The Chisos Basin is a popular destination in Big Bend National Park, and for good reason. The natural bowl lies at an elevation of about 5,400 feet and is surrounded by rugged cliffs and peaks, including Emory Peak, the highest point in the park at 7,832 feet.
By Texas standards, this is the high country, and trails from the Basin offer access to some fine backcountry hiking and camping in the surrounding area known as the High Chisos. The park website notes, "If it is scenery, solitude, or serenity one seeks the Chisos will deliver. Over 15 miles of mountain trails offer excellent views of the Chisos, desert panoramas, the Rio Grande, and far into Mexico. The only sounds you will hear are the birds, wind and the crunch of gravel under your boots."
The solitude in the High Chisos can be magnificent… but it's a tough place to have a medical emergency.
During the early morning hours of Sunday, October 23, a park visitor hiked out of the backcountry and placed a 911 call for medical assistance for his companion, who was camped in the High Chisos at a place named Laguna Meadows.
According to a park report, Supervisory ranger/ park medic Michael Ryan responded and "expeditiously made his way up the steep trail in the darkness to the site."
An "expeditious" trip on this route definitely requires some grit. The Laguna Meadow Trail begins more than a mile above sea level and has an elevation gain of 1,600 feet in 3.3 miles.
While en route, Ryan had asked for a park packer to join him with a mule team. Shortly thereafter, packer Joseph Moyer and his mule, Cash, made their way up the mountainside in the dark.
When Ranger Ryan arrived at the campsite he found a 19-year-old woman experiencing severe abdominal pain, nausea and vomiting. This was a time and place where a helicopter evacuation wasn't an option, so the woman was stabilized, secured on Cash, and evacuated out of the backcountry. She reached a waiting ambulance at sunrise.

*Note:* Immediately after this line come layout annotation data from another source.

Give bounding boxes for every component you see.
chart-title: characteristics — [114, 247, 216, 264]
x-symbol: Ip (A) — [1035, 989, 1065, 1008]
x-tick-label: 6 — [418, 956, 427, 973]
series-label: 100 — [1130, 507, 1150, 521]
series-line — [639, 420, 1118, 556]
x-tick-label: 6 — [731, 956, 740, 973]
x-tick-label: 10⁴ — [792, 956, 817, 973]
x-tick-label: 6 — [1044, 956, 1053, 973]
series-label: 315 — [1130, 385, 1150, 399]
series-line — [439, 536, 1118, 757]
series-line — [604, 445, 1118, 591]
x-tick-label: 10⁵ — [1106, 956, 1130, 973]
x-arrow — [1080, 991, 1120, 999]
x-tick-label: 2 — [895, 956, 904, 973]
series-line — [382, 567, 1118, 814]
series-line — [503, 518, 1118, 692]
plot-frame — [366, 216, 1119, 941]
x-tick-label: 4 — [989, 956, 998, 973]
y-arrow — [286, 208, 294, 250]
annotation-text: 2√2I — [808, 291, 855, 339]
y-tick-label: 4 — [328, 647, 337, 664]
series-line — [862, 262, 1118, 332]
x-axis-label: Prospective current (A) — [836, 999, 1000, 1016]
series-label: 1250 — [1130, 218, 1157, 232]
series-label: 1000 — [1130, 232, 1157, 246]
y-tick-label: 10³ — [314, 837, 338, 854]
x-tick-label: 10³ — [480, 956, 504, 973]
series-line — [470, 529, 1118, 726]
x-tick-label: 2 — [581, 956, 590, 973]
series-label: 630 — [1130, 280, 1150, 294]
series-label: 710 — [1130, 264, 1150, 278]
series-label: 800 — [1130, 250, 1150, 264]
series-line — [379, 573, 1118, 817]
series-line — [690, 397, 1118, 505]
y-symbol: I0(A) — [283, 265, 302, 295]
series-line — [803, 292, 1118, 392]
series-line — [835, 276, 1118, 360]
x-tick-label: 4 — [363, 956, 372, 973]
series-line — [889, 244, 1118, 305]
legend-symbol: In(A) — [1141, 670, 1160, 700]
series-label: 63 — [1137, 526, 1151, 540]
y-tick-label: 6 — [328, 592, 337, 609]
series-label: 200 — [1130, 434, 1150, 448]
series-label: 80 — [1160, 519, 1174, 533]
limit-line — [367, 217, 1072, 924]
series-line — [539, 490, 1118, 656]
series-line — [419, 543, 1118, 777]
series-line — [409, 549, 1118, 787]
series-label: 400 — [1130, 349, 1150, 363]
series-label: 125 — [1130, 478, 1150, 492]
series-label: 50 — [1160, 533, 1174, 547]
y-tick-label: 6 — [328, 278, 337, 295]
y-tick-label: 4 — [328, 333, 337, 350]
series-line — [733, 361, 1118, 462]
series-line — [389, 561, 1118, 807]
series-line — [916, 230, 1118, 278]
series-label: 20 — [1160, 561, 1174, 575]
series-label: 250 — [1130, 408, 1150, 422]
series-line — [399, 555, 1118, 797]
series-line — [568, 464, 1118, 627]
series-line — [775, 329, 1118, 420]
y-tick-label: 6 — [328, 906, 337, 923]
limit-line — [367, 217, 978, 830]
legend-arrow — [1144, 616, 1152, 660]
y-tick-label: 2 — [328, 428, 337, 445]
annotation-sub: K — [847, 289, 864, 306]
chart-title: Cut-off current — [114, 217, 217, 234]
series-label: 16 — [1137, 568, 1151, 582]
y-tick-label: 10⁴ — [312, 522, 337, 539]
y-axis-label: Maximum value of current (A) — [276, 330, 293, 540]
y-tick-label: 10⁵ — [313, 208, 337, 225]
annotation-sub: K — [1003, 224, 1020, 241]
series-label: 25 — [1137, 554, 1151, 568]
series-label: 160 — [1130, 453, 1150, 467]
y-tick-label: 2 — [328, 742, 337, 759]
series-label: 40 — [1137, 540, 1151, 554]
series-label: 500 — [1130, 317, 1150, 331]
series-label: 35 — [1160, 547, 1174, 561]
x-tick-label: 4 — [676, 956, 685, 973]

A demanding job in the dark of night, but "all in a day's work" wasn't quite over for Ranger Ryan, packer Moyer, or a mule named Cash.
Fourteen hours later, as the sun was setting, the park received another 911 call for assistance in the High Chisos, this time from Southwest #4 campsite, the furthest and most remote campsite in the Chisos Mountains.
Ryan, Moyer and Cash responded back up the steep trail once again, joined this time by ranger Scott Taylor. Due to the remote location, it took several hours of vigorous night hiking to reach the site, where they found a 20-year-old man with incapacitating abdominal pain that was later determined to be a splenic infarction. This patient also was stabilized and evacuated.
Allen Etheridge, Chief Ranger at Big Bend, notes that while medical evacuations are common at the park, night evacuations in the high Chisos are rare, especially if they are made by the same response crew within a few hours time.
High-tech rescues are fine when they're possible, but in situations like this, there's just no substitute for Cash … and for employees like Ryan, Moyer and Taylor, who'll go a lot more than an extra mile—even in the dark.